To calculate this, you just need a calculator. A simple way in SPSS is using SPSS’ matrix language, which essentially allows us to just declare the constants and write out the formulae.


matrix.
  compute a = 0.611857.
  compute b = 0.610563.
  compute rcov_ab = 0.098955.
  compute cprime = 0.220812.
  compute Va = 0.002162.
  compute Vb = 0.002074.
  compute Vcprime = 0.001387.
  compute cov_ab = 0.000985.
  compute cov_ac = -0.000197.
  compute cov_bc = -0.000484.
  compute Vcov_ab = 0.022822**2.
  
  compute ind_eff = a*b + rcov_ab.
  compute V_ind = a**2*Vb + b**2*Va + Va*Vb + 2*a*b*cov_ab + cov_ab**2 + Vcov_ab.
  compute test_ind = ind_eff/V_ind**.5.
  compute tot_eff = ind_eff + cprime.
  compute V_tot = b**2*Va + a**2*Vb + Va*Vb + 2*a*b*cov_ab + cov_ab**2 + Vcprime + 2*b*cov_ac + 2*a*cov_bc + Vcov_ab.
  compute test_tot = tot_eff/V_tot**.5.

  print ind_eff / FORMAT = F6.6 / title 'indirect effect'.
  print V_ind / FORMAT = F6.6 / title 'variance of indirect effect'.
  print test_ind / FORMAT = F6.6 / title 'significance test of indirect effect, test against standard normal'.
  print tot_eff / FORMAT = F6.6 / title 'total effect'.
  print V_tot / FORMAT = F6.6 / title 'variance of total effect'.
  print test_tot / FORMAT = F6.6 / title 'significance test of total effect, test against standard normal'.
end matrix.

Run MATRIX procedure:

indirect effect
 .47253

variance of indirect effect
 .00284

significance test of indirect effect, test against standard normal
 8.8597

total effect
 .69334

variance of total effect
 .00340

significance test of total effect, test against standard normal
 11.893

------ END MATRIX -----

Finally, note that it is possible to achieve the same effect as using the repeated subcommand using a second random subcommand.
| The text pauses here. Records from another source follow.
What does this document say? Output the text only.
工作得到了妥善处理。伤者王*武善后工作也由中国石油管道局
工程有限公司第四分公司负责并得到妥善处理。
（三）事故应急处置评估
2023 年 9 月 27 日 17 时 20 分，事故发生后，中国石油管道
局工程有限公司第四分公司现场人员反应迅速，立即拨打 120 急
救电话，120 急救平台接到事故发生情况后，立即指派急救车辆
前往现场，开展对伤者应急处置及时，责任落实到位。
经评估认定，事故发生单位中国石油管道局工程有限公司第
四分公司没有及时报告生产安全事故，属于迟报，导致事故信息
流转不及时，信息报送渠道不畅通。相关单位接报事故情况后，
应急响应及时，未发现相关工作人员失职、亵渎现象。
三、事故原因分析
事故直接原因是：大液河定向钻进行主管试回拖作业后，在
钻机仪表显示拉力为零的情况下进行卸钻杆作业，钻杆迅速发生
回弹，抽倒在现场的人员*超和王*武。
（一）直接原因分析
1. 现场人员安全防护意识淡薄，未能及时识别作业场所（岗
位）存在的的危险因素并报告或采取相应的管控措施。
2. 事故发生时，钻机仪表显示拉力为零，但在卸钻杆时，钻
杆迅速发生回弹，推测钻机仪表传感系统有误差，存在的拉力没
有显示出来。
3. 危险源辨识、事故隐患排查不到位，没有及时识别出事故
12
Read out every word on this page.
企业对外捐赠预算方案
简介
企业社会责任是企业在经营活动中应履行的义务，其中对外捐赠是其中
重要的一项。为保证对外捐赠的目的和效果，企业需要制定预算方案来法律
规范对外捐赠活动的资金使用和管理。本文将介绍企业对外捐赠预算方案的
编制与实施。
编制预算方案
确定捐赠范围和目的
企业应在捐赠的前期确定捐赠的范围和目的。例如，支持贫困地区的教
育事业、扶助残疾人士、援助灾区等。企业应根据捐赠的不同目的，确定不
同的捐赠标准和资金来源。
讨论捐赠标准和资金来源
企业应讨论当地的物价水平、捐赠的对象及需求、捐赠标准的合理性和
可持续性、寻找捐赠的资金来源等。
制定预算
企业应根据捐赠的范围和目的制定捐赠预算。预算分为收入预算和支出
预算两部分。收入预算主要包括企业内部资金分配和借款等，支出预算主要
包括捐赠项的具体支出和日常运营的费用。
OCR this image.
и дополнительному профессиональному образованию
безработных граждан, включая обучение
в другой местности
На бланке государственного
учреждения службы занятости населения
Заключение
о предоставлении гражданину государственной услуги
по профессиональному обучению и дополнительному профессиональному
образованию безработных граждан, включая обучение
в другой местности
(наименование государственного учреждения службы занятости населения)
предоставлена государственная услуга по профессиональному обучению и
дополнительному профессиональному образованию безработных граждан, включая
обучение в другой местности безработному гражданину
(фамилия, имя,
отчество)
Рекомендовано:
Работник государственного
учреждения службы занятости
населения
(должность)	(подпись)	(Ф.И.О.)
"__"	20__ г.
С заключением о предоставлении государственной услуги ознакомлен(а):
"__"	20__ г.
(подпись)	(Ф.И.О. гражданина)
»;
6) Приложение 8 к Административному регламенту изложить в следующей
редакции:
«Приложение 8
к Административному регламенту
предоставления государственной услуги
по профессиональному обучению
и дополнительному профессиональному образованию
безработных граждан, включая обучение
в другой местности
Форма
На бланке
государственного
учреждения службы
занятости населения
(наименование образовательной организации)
We add a random slope by fid to model the additional heterogeneity in outcomes. The residual variance is the residual variance of y, the residual variance plus the variance of the random slope is the residual variance for m. Note that this model takes some time to run.


mixed z with sm sy x m
  /fixed     = sm sm * x sy sy * m sy * x | noint
  /random = sm sm * x sy sy * m sy * x | subject(id) covtype(un)
  /random = sm | subject(fid)
  /method = reml
  /print = g solution testcov covb.

Note that .508965 + .137766 = 0.646731, the residual variance of m from our previous model, showing that these two approaches yield similar results, although the random slope approach is somewhat less direct.

References

Bauer, D. J., Preacher, K. J. & Gil, K. M. (2006) Conceptualizing and testing random indirect effects and moderated mediation in multilevel models: New procedures and recommendations. Psychological Methods, 11(2), 142-163.
Krull, J. L. & MacKinnon, D. P. (2001) Multilevel modeling of individual and group level mediated effects. Multivariate Behavioral Research, 36(2), 249-277.